Arius manillensis is a species of marine catfish endemic to the island of Luzon, Philippines. It is commonly known as the sea catfish, Manila sea catfish or kanduli. It is fished commercially.

==Taxonomy and nomenclature==
Arius manillensis was first described by the French zoologist Achille Valenciennes in 1840. It belongs to the subfamily Ariinae of the family Ariidae (ariid or fork-tailed catfishes).

It should not be confused with the closely related Cephalocassis manillensis, also described by Valenciennes in 1840.
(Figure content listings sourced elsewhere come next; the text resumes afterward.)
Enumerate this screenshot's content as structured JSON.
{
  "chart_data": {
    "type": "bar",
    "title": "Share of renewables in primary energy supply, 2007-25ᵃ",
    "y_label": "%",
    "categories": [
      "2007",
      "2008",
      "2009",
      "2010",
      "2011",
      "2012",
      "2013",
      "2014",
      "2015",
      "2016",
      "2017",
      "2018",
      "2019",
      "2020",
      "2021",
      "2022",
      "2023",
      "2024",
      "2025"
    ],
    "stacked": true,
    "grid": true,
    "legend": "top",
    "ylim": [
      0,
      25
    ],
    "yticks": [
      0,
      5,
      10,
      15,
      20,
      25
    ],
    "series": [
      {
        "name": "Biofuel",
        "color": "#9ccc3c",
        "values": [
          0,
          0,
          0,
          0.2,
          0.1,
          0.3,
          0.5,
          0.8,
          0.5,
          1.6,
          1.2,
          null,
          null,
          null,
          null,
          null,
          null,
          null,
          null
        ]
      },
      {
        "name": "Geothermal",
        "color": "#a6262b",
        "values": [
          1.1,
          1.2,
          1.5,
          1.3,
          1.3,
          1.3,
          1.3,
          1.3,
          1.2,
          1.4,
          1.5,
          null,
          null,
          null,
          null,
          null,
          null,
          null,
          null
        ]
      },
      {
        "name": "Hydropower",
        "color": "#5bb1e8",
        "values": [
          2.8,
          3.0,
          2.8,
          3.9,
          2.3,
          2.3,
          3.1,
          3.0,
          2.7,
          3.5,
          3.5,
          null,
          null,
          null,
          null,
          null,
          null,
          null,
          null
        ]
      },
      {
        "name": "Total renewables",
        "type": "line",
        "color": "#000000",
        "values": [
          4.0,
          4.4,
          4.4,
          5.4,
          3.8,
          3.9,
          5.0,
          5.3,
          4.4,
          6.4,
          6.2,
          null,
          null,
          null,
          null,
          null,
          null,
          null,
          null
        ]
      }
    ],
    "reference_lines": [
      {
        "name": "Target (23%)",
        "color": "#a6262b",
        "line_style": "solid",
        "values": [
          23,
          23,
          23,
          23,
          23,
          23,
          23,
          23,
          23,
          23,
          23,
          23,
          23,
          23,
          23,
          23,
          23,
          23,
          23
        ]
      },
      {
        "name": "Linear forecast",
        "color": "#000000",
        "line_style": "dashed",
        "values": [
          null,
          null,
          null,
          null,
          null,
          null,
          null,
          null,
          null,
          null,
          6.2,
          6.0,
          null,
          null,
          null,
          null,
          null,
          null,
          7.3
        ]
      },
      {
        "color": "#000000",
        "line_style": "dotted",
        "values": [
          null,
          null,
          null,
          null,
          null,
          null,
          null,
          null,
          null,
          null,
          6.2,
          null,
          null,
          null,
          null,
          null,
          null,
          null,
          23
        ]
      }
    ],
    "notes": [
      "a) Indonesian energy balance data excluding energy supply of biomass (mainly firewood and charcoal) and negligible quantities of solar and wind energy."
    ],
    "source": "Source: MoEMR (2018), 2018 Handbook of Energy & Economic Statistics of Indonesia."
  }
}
Other common names of the species include kandule, dupit, kiti-kiti, tabangongo, and tauti.

==Description==
Arius manillensis reach a maximum standard length of 29.6 cm (in males).

==Distribution and habitat==
Arius manillensis is endemic to the island of Luzon, Philippines. It is found in the area around Manila, Bataan, Laguna, Cavite, and Rizal; including the Pasig River and Laguna de Bay. It inhabits marine, brackish, freshwater, and benthopelagic habitats.

==Biology==
Arius manillensis are mouthbrooders. The males of the species incubate the eggs within their mouths for six to eight weeks and provide shelter for the young once they hatch. A single instance of a female carrying eggs in her mouth has also been reported. Upon hatching, the young forage for plankton in short bursts but will quickly return to the safety of the mouth of the adult if alarmed. They eventually become independent once they reach a size of 30 to 44 mm. During the entire period, the adults do not eat and their stomachs shrink dramatically.